Currently, the molecular mechanism underlying the induction of Runx2 in the calcification of prospective ligaments is not known. To date, multiple pathways (e.g., Wnt/LRP5/β-catenin and BMP/Smads) and transcription factors (e.g., MSX2, DLX5, and twist) that regulate the expression and function of Runx2 have been identified [9]. Moreover, promyelotic leukemia zinc finger, a transcription factor which is an upstream regulator of Runx2 and promotes osteoblastic differentiation, is highly expressed in cells isolated from OPLL patients [19].

Therefore, it will be interesting to investigate whether the expression of these machineries that regulate Runx2 expression is altered in ENPP1 mice and/or human OPLL patients. In fact, several studies have reported a decrease in MSX2 expression [20] or an increase in BMP2 expression [21] in the affected areas of OPLL patients.
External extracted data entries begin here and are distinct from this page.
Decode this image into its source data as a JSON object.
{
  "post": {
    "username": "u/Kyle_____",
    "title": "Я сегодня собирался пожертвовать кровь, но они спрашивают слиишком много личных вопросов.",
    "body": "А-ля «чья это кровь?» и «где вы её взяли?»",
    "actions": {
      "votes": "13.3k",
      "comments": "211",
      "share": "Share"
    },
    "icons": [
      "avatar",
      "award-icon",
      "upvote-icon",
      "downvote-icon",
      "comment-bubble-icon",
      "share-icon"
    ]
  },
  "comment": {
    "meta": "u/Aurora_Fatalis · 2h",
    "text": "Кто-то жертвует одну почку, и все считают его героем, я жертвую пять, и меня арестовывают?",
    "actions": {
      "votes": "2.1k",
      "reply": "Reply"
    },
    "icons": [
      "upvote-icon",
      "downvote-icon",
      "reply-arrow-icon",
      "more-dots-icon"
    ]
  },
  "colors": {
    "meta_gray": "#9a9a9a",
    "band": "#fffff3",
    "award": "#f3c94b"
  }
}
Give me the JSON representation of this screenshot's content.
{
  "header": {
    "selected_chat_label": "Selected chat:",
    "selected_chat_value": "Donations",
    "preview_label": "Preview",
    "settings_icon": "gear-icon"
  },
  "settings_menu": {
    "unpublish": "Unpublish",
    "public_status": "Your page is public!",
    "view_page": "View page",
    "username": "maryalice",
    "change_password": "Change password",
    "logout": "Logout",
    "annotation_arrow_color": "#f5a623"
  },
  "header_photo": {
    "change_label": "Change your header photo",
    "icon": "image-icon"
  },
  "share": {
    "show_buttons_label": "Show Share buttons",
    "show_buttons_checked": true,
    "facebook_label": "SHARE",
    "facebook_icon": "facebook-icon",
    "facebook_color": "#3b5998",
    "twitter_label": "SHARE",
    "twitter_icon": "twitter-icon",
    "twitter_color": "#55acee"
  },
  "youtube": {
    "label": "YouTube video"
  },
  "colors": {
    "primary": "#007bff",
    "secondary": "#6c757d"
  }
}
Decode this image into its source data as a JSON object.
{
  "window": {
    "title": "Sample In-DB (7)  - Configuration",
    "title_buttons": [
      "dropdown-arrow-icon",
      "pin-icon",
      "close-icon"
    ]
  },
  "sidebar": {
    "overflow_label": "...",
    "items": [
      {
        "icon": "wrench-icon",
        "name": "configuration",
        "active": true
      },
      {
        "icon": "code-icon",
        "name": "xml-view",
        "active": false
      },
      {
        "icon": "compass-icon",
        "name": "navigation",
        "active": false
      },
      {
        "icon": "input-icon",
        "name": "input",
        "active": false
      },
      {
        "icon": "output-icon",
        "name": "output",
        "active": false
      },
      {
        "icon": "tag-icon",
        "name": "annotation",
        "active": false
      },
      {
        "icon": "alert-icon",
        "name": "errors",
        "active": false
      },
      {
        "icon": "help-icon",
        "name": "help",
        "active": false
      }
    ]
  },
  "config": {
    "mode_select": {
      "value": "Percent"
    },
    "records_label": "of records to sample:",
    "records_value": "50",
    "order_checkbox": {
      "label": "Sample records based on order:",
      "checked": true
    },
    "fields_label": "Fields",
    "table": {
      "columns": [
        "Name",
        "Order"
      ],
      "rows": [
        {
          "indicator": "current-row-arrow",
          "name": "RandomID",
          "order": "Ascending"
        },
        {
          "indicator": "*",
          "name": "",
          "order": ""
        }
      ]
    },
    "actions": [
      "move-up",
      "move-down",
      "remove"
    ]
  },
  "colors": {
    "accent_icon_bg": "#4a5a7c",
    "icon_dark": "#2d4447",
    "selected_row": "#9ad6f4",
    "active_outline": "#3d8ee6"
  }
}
To date, no specific treatment for OPLL has been developed. Inhibiting ectopic calcification by substances modulating mineralization such as pyrophosphate is expected to affect systemic bone mineralization [22]. In this paper, we showed that removing one allele of Runx2 does not affect the degree of mineralization per unit volume, but only affects the areasize of ectopic bone formation. Thus, it is plausible that decreasing ectopic bone formation by inhibition of Runx2 expression may provide novel therapeutic approaches for treating OPLL without affecting mineralization in surrounding normal bone.